Personal information
- Nationality: South Korea
- Born: 24 June 1977 (age 49)
- Occupation: Judoka
- Height: 1.78 m (5 ft 10 in)
- Weight: 90 kg (198 lb)

Korean name
- Hangul: 최선호
- RR: Choe Seonho
- MR: Ch'oe Sŏnho

Sport
- Sport: Judo
- Event: 90 kg
- College team: Yong-In University
- Team: Suwon City Government

Medal record
Men's judo
Representing South Korea
Asian Championships
| Gold medal – first place | 2007 Kuwait City | 90 kg |
| Silver medal – second place | 2003 Jeju City | 90 kg |
| Bronze medal – third place | 2008 Jeju City | 90 kg |

Profile at external databases
- JudoInside.com: 3655

= Choi Sun-ho =

Olympic judoka

Choi Sun-ho (born June 24, 1977) is a South Korean judoka, who played for the middleweight category.
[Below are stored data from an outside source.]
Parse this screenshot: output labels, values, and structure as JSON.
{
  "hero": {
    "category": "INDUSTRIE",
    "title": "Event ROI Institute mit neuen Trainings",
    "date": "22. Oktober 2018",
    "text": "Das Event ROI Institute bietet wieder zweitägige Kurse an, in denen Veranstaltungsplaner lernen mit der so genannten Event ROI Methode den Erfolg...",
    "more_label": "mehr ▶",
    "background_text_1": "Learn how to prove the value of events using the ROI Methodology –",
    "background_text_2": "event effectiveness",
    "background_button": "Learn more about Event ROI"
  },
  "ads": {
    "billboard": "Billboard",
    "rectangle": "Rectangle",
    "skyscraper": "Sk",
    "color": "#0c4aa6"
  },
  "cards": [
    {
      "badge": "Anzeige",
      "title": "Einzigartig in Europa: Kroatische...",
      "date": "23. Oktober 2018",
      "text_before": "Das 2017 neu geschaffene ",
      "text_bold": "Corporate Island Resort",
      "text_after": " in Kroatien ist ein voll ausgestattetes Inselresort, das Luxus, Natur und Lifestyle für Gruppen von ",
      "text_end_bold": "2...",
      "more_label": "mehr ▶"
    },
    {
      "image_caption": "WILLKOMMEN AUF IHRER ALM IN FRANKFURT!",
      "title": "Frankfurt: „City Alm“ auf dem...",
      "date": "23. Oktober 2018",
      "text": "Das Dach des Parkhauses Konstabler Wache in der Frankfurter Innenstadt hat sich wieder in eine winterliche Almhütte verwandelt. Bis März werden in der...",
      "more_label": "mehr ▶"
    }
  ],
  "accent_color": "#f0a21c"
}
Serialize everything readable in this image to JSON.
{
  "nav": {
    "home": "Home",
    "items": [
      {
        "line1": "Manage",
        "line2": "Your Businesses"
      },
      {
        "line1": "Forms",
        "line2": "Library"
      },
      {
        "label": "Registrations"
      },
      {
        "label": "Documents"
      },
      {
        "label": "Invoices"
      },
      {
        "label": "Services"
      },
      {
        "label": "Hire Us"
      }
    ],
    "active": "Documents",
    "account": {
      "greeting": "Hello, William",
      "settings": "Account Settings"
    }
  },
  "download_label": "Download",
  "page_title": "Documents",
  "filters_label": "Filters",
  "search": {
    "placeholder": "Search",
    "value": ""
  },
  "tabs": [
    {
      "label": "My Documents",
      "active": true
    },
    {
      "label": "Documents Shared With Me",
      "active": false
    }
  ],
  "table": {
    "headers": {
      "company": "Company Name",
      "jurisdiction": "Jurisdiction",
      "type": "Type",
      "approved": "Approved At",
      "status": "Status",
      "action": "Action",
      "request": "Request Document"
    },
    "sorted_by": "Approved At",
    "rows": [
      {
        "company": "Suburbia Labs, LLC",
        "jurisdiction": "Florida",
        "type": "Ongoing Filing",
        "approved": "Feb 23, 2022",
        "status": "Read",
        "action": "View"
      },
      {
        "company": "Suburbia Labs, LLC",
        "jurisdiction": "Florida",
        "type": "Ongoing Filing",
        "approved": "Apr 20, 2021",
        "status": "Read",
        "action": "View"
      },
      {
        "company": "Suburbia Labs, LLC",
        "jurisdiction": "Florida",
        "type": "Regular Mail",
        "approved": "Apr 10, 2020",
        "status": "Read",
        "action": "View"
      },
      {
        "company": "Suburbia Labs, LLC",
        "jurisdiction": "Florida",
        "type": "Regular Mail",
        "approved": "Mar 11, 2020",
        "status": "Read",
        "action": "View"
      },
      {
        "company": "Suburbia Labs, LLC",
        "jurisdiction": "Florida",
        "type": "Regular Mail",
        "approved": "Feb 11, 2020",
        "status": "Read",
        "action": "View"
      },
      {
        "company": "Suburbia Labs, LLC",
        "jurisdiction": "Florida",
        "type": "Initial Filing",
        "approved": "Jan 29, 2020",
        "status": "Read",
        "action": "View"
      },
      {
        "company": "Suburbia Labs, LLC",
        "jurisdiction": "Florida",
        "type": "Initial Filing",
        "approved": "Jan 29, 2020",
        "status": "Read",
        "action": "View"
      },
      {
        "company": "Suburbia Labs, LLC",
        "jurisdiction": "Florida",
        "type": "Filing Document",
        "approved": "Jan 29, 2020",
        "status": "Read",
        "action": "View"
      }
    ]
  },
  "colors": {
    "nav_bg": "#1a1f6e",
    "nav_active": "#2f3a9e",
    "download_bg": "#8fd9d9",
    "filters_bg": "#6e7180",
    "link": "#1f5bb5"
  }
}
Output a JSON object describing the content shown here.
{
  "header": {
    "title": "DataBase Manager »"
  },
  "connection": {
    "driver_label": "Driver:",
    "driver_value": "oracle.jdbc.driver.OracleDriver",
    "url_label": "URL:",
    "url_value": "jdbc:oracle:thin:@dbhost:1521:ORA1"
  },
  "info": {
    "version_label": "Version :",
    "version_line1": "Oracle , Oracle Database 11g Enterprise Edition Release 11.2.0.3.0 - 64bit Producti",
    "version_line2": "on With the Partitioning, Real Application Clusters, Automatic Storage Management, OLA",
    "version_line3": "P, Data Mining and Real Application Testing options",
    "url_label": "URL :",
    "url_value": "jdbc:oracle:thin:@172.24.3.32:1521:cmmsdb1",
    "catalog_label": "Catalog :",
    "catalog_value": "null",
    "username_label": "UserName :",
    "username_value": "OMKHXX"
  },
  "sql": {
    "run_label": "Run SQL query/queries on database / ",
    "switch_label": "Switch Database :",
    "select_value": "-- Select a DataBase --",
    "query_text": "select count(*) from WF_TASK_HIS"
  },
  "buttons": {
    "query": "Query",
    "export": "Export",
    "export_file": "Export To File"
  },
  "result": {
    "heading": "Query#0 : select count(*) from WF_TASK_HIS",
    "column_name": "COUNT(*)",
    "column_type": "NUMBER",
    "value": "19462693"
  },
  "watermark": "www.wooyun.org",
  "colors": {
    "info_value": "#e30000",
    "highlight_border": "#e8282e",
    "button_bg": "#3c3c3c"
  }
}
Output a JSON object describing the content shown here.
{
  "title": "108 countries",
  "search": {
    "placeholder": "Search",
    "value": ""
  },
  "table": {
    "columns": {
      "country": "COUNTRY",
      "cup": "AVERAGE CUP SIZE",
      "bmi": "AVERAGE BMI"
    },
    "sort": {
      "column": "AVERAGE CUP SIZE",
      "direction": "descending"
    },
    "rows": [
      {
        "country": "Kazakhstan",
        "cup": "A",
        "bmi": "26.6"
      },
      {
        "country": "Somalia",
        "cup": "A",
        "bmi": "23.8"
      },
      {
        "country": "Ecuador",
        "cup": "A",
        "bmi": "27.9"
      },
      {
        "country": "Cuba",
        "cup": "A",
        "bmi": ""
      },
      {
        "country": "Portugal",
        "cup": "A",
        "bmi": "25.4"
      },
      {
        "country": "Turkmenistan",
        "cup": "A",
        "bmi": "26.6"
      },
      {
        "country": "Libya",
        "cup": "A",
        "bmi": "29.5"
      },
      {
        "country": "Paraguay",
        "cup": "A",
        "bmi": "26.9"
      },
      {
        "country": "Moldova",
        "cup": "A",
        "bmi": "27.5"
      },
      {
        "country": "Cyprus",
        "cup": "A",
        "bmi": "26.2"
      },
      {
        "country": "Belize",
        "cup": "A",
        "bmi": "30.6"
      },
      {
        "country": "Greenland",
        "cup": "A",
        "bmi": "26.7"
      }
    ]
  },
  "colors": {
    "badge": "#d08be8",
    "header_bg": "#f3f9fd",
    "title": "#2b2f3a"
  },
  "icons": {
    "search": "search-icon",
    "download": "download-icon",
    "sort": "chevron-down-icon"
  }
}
He won a total of three medals (gold, silver, and bronze) in his division at the Asian Judo Championships (2003 and 2008 in Jeju City, and 2007 in Kuwait City, Kuwait).

Choi represented South Korea at the 2008 Summer Olympics in Beijing, where he competed in the men's middleweight class (90 kg). He lost the first preliminary round match to Egypt's Hesham Mesbah by a koka and a superiority decision.